All the steps in instrument reprocessing are important. Failure in any single one can result in a failed process, meaning an unsafe instrument—one not suitable for use on the next patient.
There are two basic methods to insure that instruments are getting clean. The first is to verify that the cleaning equipment is working properly. The second is to directly inspect instruments for cleanliness.
Verify Proper Working Order
There are two methods to verify the performance of equipment, and these are not mutually exclusive either and both should be done.
Parameters: In sterilization, we often speak about monitoring parameters of sterilization, including temperature, pressure, steam quality, time, etc. The same should be done with cleaning equipment. The key parameters of cleaning are:
1. Water quality and water temperature
2. Concentration of cleaning solution (detergent and/or water),
3. Adequate time for each stage of the cycle for the cleaning solution to breakdown and remove the target soil,
4. Proper mechanical action (i.e., spray arms spinning in a washer, cavitation energy in a sonic),
5. The human factor - proper loading of instruments in the equipment.

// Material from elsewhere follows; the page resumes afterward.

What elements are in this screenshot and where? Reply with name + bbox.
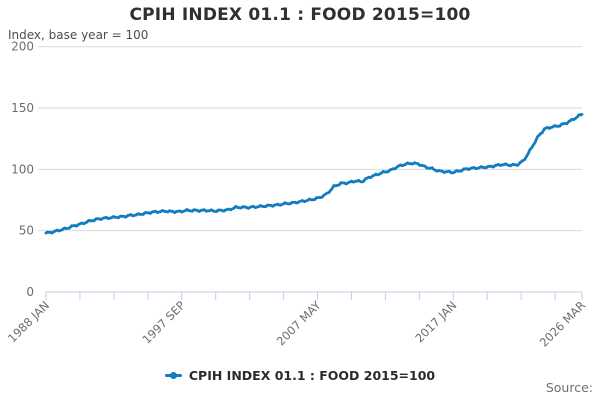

Surrogate challenge device: Use a suitable surrogate device to test the overall cleaning performance of the equipment. A suitable surrogate is based upon the kind of surgical instrument and the kind of soil the instrument is likely to be contaminated with from clinical use. For instance, most surgical instruments are:
1. Manufactured of stainless steel
2. Are soiled with blood
3. Provide a physical challenge to cleaning, such as hinges, crevices, lumens, etc.
The surrogate device should as closely as possible simulate these features of a surgical instrument. The surrogate should be run in the same cleaning cycle(s) as the surgical instrument. A passed test (e.g., all test soil is removed) will indicate that equipment is working properly. Failure will indicate some key parameter(s) (see above) is not right and further investigation is need.
There are two methods for direct inspection and again, these methods are not mutually exclusive and both should be done.
Visual inspection: For the longest time, the only standard in the healthcare industry was “visually clean.” By that it was meant that at the completion of the cleaning process, direct visual inspection of the instrument for residual soil be done. Today, AAMI, AORN and other key industry groups recommend that additional testing should be done (such as testing equipment performance described above). This recommendation comes from the realization that visual inspection is subjective and also today’s complex instruments often do not allow direct visual inspection (such as flexible endoscopes). This does not mean, however, that visual inspection should be abandoned. Quite the contrary. It is still vital that each instrument be directly inspected by sterile processing staff prior to preparation for sterilization. This is the last line of defense. Inspection can be done unaided, but increasingly optical inspection tools, such as desktop magnifying glasses, USB microscopes, are being used to aid the naked eye in visual inspection. Tools, such as fiberscopes, are the newest tools in this regard. These thin fibered scopes allow for visual inspection inside of lumened devices such as suctions, shavers and the like.
Chemical analysis: Beyond visual inspection, chemical analysis can be conducted. Various simple and rapid reagent tests for blood, protein, carbohydrates and other organic residuals are available. Typically, these tests involve swabbing a surface or flushing water through a channel and then testing that recaptured sample for residual organic soils. Like the surrogate challenge device, the best choice for a reagent test is one which is sensitive to the organic soil(s) the surgical instrument is likely to come in contact with during clinical use. Again, a common one again is blood, but depending on the area of the body, may be some other soil such as carbohydrates.